Neste artigo, você vai entender quando a CAT é obrigatória, quem deve emitir e quais cuidados o RH precisa adotar para evitar penalidades.
O que é CAT?
A CAT é o documento utilizado para comunicar ao INSS a ocorrência de acidente de trabalho ou doença ocupacional.
Ela formaliza o registro do evento e permite que o empregado tenha acesso a benefícios previdenciários, quando for o caso.
Além disso, a emissão da CAT é uma obrigação legal da empresa sempre que houver enquadramento nas situações previstas.
Quando a CAT é obrigatória?
A emissão da CAT é obrigatória nas seguintes situações:
- Acidente de trabalho típico ocorrido durante a atividade profissional
- Acidente de trajeto (entre casa e trabalho ou vice-versa)
- Doença ocupacional ou profissional
- Agravamento de doença relacionada ao trabalho
- Acidente que resulte em morte
Portanto, não é necessário que haja afastamento superior a 15 dias para que a CAT seja emitida. Mesmo sem afastamento, a comunicação é obrigatória.
Qual é o prazo para emitir a CAT?
A empresa deve emitir a CAT até o primeiro dia útil seguinte ao da ocorrência do acidente.
Em caso de morte do trabalhador, a comunicação deve ser imediata.
Caso a empresa não cumpra o prazo, poderá sofrer multa administrativa.
Quem pode emitir a CAT?
Embora a obrigação principal seja da empresa, a CAT também pode ser emitida por:
- O próprio trabalhador
- Dependentes
- Sindicato da categoria
- Médico
- Autoridade pública
No entanto, isso não exclui a responsabilidade da empresa.

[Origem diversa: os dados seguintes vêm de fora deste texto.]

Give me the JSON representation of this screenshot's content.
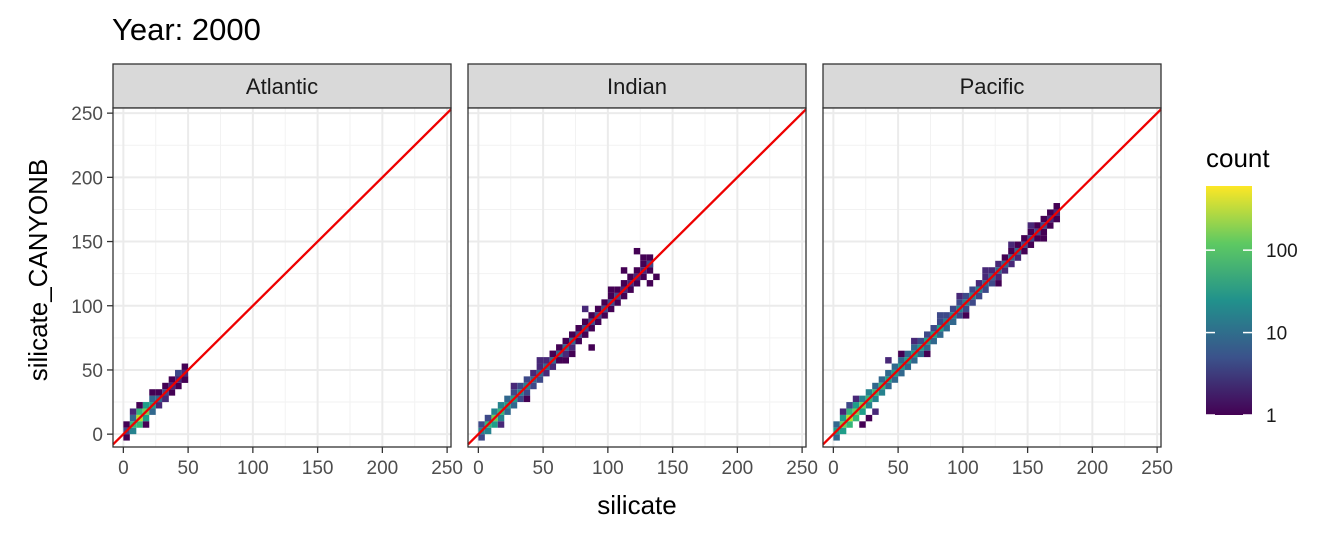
{
  "chart_data": {
    "type": "heatmap",
    "title": "Year: 2000",
    "xlabel": "silicate",
    "ylabel": "silicate_CANYONB",
    "xlim": [
      -8,
      253
    ],
    "ylim": [
      -10,
      254
    ],
    "x_ticks": [
      0,
      50,
      100,
      150,
      200,
      250
    ],
    "y_ticks": [
      0,
      50,
      100,
      150,
      200,
      250
    ],
    "x_tick_labels": [
      "0",
      "50",
      "100",
      "150",
      "200",
      "250"
    ],
    "y_tick_labels": [
      "0",
      "50",
      "100",
      "150",
      "200",
      "250"
    ],
    "grid": true,
    "reference_line": {
      "slope": 1,
      "intercept": 0,
      "color": "#ee0000"
    },
    "bin_width": 5,
    "color_scale": {
      "name": "count",
      "scale": "log10",
      "palette": "viridis",
      "range": [
        1,
        600
      ],
      "breaks": [
        1,
        10,
        100
      ],
      "break_labels": [
        "1",
        "10",
        "100"
      ]
    },
    "panels": [
      {
        "label": "Atlantic",
        "diagonal_bins": [
          {
            "x_start": 0,
            "x_end": 45,
            "counts": [
              3,
              60,
              300,
              150,
              40,
              8,
              3,
              2,
              2
            ]
          }
        ],
        "off_diagonal_bins": [
          {
            "x": 5,
            "y": 15,
            "count": 2
          },
          {
            "x": 10,
            "y": 20,
            "count": 1
          },
          {
            "x": 15,
            "y": 5,
            "count": 1
          },
          {
            "x": 20,
            "y": 30,
            "count": 1
          },
          {
            "x": 30,
            "y": 25,
            "count": 2
          },
          {
            "x": 40,
            "y": 45,
            "count": 3
          },
          {
            "x": 45,
            "y": 40,
            "count": 1
          }
        ]
      },
      {
        "label": "Indian",
        "diagonal_bins": [
          {
            "x_start": 0,
            "x_end": 130,
            "counts": [
              20,
              60,
              120,
              80,
              40,
              30,
              20,
              15,
              12,
              10,
              9,
              8,
              7,
              6,
              6,
              5,
              5,
              4,
              4,
              3,
              3,
              3,
              2,
              2,
              2,
              2,
              2
            ]
          }
        ],
        "off_diagonal_bins": [
          {
            "x": 5,
            "y": 10,
            "count": 3
          },
          {
            "x": 15,
            "y": 5,
            "count": 2
          },
          {
            "x": 25,
            "y": 35,
            "count": 2
          },
          {
            "x": 35,
            "y": 25,
            "count": 1
          },
          {
            "x": 45,
            "y": 55,
            "count": 2
          },
          {
            "x": 55,
            "y": 60,
            "count": 1
          },
          {
            "x": 60,
            "y": 55,
            "count": 1
          },
          {
            "x": 65,
            "y": 55,
            "count": 1
          },
          {
            "x": 70,
            "y": 60,
            "count": 1
          },
          {
            "x": 85,
            "y": 65,
            "count": 1
          },
          {
            "x": 80,
            "y": 95,
            "count": 2
          },
          {
            "x": 100,
            "y": 110,
            "count": 1
          },
          {
            "x": 110,
            "y": 125,
            "count": 1
          },
          {
            "x": 120,
            "y": 140,
            "count": 1
          },
          {
            "x": 125,
            "y": 135,
            "count": 1
          },
          {
            "x": 130,
            "y": 130,
            "count": 3
          },
          {
            "x": 135,
            "y": 120,
            "count": 1
          },
          {
            "x": 130,
            "y": 115,
            "count": 1
          }
        ]
      },
      {
        "label": "Pacific",
        "diagonal_bins": [
          {
            "x_start": 0,
            "x_end": 170,
            "counts": [
              40,
              150,
              300,
              200,
              120,
              80,
              60,
              50,
              45,
              40,
              38,
              36,
              34,
              32,
              30,
              28,
              26,
              24,
              22,
              20,
              18,
              16,
              14,
              12,
              10,
              9,
              8,
              7,
              6,
              5,
              4,
              3,
              3,
              2,
              2
            ]
          }
        ],
        "off_diagonal_bins": [
          {
            "x": 5,
            "y": 15,
            "count": 2
          },
          {
            "x": 10,
            "y": 20,
            "count": 3
          },
          {
            "x": 15,
            "y": 25,
            "count": 2
          },
          {
            "x": 20,
            "y": 5,
            "count": 1
          },
          {
            "x": 25,
            "y": 10,
            "count": 1
          },
          {
            "x": 30,
            "y": 15,
            "count": 2
          },
          {
            "x": 40,
            "y": 55,
            "count": 2
          },
          {
            "x": 50,
            "y": 60,
            "count": 1
          },
          {
            "x": 60,
            "y": 70,
            "count": 2
          },
          {
            "x": 70,
            "y": 60,
            "count": 1
          },
          {
            "x": 80,
            "y": 90,
            "count": 3
          },
          {
            "x": 95,
            "y": 105,
            "count": 2
          },
          {
            "x": 100,
            "y": 90,
            "count": 1
          },
          {
            "x": 115,
            "y": 125,
            "count": 2
          },
          {
            "x": 125,
            "y": 115,
            "count": 1
          },
          {
            "x": 135,
            "y": 145,
            "count": 2
          },
          {
            "x": 150,
            "y": 160,
            "count": 2
          },
          {
            "x": 160,
            "y": 150,
            "count": 1
          },
          {
            "x": 170,
            "y": 170,
            "count": 2
          }
        ]
      }
    ]
  }
}
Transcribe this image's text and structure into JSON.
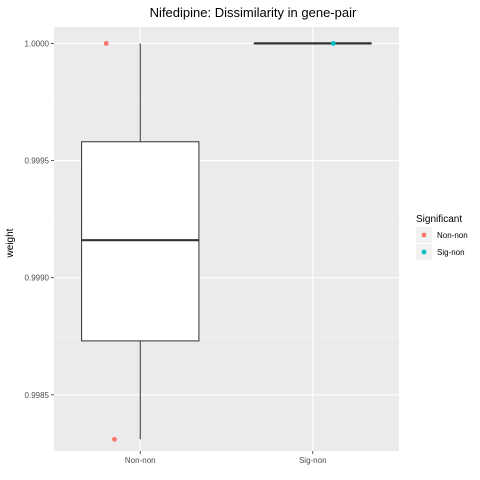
{
  "chart_data": {
    "type": "boxplot",
    "title": "Nifedipine: Dissimilarity in gene-pair",
    "xlabel": "",
    "ylabel": "weight",
    "categories": [
      "Non-non",
      "Sig-non"
    ],
    "ylim": [
      0.99826,
      1.00007
    ],
    "yticks": [
      0.9985,
      0.999,
      0.9995,
      1.0
    ],
    "ytick_labels": [
      "0.9985",
      "0.9990",
      "0.9995",
      "1.0000"
    ],
    "grid": true,
    "legend": {
      "title": "Significant",
      "position": "right",
      "entries": [
        {
          "label": "Non-non",
          "color": "#F8766D"
        },
        {
          "label": "Sig-non",
          "color": "#00BFC4"
        }
      ]
    },
    "boxes": [
      {
        "category": "Non-non",
        "q1": 0.99873,
        "median": 0.99916,
        "q3": 0.99958,
        "whisker_low": 0.99831,
        "whisker_high": 1.0
      },
      {
        "category": "Sig-non",
        "q1": 1.0,
        "median": 1.0,
        "q3": 1.0,
        "whisker_low": 1.0,
        "whisker_high": 1.0
      }
    ],
    "points": [
      {
        "category": "Non-non",
        "series": "Non-non",
        "y": 1.0
      },
      {
        "category": "Non-non",
        "series": "Non-non",
        "y": 0.99831
      },
      {
        "category": "Sig-non",
        "series": "Sig-non",
        "y": 1.0
      }
    ]
  }
}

Por isso, o RH deve agir rapidamente assim que tomar conhecimento do ocorrido.
O que acontece se a empresa não emitir a CAT?
A não emissão da CAT pode gerar multa aplicada pelos órgãos fiscalizadores.
Além disso, pode aumentar o risco de ações trabalhistas e prejuízos previdenciários.
Consequentemente, a omissão pode trazer impactos financeiros e jurídicos relevantes.
A emissão da CAT gera automaticamente estabilidade?
Não. A emissão da CAT por si só não garante estabilidade provisória.
A estabilidade de 12 meses ocorre quando o trabalhador se afasta por mais de 15 dias e recebe benefício acidentário do INSS.
Portanto, é o tipo de benefício concedido que determina a garantia de emprego.
Quais cuidados o RH deve ter?
Para garantir conformidade legal, o RH deve:
- Registrar imediatamente o ocorrido
- Emitir a CAT dentro do prazo legal
- Arquivar documentos e laudos médicos
- Acompanhar eventual afastamento pelo INSS
- Atualizar corretamente os registros na folha
Além disso, investir em prevenção e segurança do trabalho reduz significativamente a ocorrência de acidentes.
Conclusão
A CAT é obrigatória sempre que houver acidente de trabalho ou doença ocupacional, independentemente de afastamento. O cumprimento correto dessa obrigação evita multas e protege a empresa juridicamente.